Walking for 11 minutes could lower your risk of cancer and heart disease

What if I told you there was a pill you could take every day that would reduce your risk of heart disease, prevent several types of cancer, and even reduce your risk of premature death? This pill doesn’t exist (yet), but in one of the largest studies to date, researchers at the University of Cambridge found the best thing: 11 minutes of daily physical activity.

You read correctly. Just over 10 minutes of walking, jogging, playing a sport, exercise or physical activity – essentially anything other than sitting or lying down – reduced the risk of cancer by 10%, heart disease by 19% and death from any cause 23 percent, compared to no activity. These results come from a meta-analysis of studies involving more than 30 million people in total and published on February 28 in the British Journal of Sports Medicine.

“We know that physical activity, such as walking or cycling, is good for you, especially if you feel it increases your heart rate,” study co-author and public health modeling researcher at Cambridge University said James Woodcock in a press release. “But what we’ve found is that there are substantial benefits for heart health and lowering your risk of cancer, even if you can only manage 10 minutes a day.”

The World Health Organization recommends that adults get at least 150 to 300 minutes of physical activity per week, corresponding to 21 to 43 minutes per day. But in the researchers’ analysis, the authors found a dose-response relationship between activity and heart disease, cancer and death, meaning the more activity the better. However, they found that even exercising below the recommended amount could have significant benefits. Activity that met WHO recommendations, meanwhile, was associated with a 15% reduction in cancer risk, 29% reduction in cardiovascular disease and 31% reduction in death compared to no activity. .

“If you’re someone who finds the idea of ​​150 minutes of moderate-intensity physical activity a week a little daunting, then our results should be good news,” said the physical activity epidemiologist of the University of Cambridge. and study co-author Soren Brage said in the press release.

Two years ago, another meta-analysis from a group in Norway looked at how activity and sedentary time affected the risk of death in studies of a combined total of more than 44,000 people. Being sedentary for long periods increased participants’ risk of death, although high levels of physical activity may counteract some of these negative effects, the researchers found.

If all of this sounds unbelievable, know that there are reasons to be cautious about the results. First of all, the risk reductions presented by the authors may seem high because they are compared to the very rare (if not quite implausible) situation of a person doing absolutely no physical activity per week. Still, there were meaningful comparisons to be made between more relevant groups of people: for example, someone who is active for 21 minutes a day had an 8% lower risk of death than someone who is active for 11 minutes.

This meta-analysis and the one from 2020 are both based on data from observational studies, which means that participants are not asked to change their habits. For this reason, the researchers cannot be certain that they have controlled for potential inherent differences between more and less active people.

In the study, the researchers attribute at least some of the striking findings to a phenomenon called reverse causation. This means that the outcomes they studied – and specifically cancer diagnoses – could cause a person to be less physically active, rather than the other way around. For example, cancer is likely to make a person less physically active due to the “often prolonged trajectory to disability and disease”, according to the authors of a JAMA Oncology comment. Cancer, in turn, also increases a person’s risk of death.

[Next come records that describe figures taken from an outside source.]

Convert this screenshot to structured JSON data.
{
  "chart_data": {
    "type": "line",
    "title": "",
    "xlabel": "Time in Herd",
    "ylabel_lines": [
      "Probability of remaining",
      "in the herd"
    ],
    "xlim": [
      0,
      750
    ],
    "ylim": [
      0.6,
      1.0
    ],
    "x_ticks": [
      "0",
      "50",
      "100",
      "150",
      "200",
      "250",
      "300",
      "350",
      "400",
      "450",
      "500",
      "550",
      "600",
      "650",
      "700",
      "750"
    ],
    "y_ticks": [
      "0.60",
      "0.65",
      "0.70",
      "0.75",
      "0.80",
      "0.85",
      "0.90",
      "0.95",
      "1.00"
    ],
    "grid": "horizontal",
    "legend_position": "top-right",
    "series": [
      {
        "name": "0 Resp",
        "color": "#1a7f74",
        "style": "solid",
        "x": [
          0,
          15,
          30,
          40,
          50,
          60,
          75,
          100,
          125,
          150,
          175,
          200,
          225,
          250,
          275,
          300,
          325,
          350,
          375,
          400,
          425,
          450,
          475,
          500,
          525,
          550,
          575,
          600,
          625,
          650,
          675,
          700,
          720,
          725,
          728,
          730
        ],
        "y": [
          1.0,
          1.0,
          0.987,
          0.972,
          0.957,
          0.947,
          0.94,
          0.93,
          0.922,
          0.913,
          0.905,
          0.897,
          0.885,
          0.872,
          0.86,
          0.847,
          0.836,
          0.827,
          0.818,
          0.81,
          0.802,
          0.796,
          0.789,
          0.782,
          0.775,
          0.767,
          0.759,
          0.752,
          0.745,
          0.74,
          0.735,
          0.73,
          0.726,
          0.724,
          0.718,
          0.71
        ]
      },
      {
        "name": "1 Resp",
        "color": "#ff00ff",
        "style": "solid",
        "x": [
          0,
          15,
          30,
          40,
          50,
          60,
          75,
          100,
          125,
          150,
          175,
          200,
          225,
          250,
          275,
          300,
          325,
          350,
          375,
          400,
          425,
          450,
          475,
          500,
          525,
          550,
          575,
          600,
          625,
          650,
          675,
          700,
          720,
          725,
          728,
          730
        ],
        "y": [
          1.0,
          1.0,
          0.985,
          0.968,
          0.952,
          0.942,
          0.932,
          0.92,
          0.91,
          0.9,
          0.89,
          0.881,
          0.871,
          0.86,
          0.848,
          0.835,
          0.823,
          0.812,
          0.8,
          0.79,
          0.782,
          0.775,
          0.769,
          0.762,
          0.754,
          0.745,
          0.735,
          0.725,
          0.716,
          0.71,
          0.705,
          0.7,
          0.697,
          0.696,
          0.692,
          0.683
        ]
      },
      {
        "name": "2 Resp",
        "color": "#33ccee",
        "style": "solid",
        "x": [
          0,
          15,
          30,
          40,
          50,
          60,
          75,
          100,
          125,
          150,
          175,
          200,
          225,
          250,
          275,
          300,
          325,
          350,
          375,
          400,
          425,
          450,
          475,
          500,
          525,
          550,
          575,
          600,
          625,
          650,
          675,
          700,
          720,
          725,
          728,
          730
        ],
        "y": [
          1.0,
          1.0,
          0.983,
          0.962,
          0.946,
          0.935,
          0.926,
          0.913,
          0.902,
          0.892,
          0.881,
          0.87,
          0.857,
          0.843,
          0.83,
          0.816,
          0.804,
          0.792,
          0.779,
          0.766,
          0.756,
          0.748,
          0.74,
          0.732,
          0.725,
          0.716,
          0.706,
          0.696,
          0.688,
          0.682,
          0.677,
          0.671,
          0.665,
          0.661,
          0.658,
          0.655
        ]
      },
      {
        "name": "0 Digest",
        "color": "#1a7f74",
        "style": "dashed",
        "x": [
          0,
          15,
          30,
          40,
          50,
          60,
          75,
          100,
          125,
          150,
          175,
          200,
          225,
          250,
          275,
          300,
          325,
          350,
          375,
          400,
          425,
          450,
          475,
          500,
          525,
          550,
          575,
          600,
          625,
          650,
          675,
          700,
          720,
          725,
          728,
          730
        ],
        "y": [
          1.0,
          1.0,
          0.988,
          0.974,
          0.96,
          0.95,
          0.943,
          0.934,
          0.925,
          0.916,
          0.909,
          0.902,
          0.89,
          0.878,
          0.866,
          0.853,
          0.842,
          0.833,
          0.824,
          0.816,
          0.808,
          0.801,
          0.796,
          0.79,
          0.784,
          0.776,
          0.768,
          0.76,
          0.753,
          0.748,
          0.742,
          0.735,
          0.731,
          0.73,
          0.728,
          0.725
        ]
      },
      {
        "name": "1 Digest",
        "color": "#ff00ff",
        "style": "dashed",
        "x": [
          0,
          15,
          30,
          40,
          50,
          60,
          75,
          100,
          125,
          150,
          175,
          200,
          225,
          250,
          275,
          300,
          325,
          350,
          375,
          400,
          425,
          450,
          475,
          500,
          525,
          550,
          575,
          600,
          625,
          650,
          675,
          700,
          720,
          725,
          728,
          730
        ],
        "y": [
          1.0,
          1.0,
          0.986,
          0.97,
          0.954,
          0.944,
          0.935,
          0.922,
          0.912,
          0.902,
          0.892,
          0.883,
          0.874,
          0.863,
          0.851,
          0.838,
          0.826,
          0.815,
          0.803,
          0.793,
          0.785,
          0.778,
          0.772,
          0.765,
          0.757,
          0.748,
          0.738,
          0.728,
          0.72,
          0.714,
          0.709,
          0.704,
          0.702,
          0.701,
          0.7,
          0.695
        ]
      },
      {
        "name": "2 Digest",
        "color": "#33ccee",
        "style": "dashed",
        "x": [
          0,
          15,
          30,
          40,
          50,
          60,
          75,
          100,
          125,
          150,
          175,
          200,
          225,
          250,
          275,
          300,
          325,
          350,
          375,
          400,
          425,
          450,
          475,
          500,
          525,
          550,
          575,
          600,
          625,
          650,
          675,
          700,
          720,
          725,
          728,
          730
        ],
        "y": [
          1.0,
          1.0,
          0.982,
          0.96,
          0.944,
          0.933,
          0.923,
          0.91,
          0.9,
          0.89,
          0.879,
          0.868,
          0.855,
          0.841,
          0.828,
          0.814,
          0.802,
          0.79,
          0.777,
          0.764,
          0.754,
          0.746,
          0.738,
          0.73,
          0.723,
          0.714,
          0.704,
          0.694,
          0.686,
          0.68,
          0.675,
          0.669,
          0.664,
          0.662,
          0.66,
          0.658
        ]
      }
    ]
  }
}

Additionally, some studies they reviewed excluded people with underlying conditions, while others did not; the authors reported that studies that did not exclude people on the basis of pre-existing conditions tended to see stronger associations between physical activity and death, heart disease or cancer, strengthening evidence for a reverse causation.

Even so, physical activity is likely to play a role in preventing cancer, heart disease, cancer, and ultimately death. Exercise can improve heart health by slowing a person’s heart rate, lowering blood pressure and increasing levels of “good” cholesterol. And according to the National Cancer Institute, physical activity can reduce certain hormones and signaling molecules, reduce inflammation, and improve the immune system, which can reduce cancer risk and progression.

Or, as Brage put it, “Doing physical activity is better than not doing any at all”.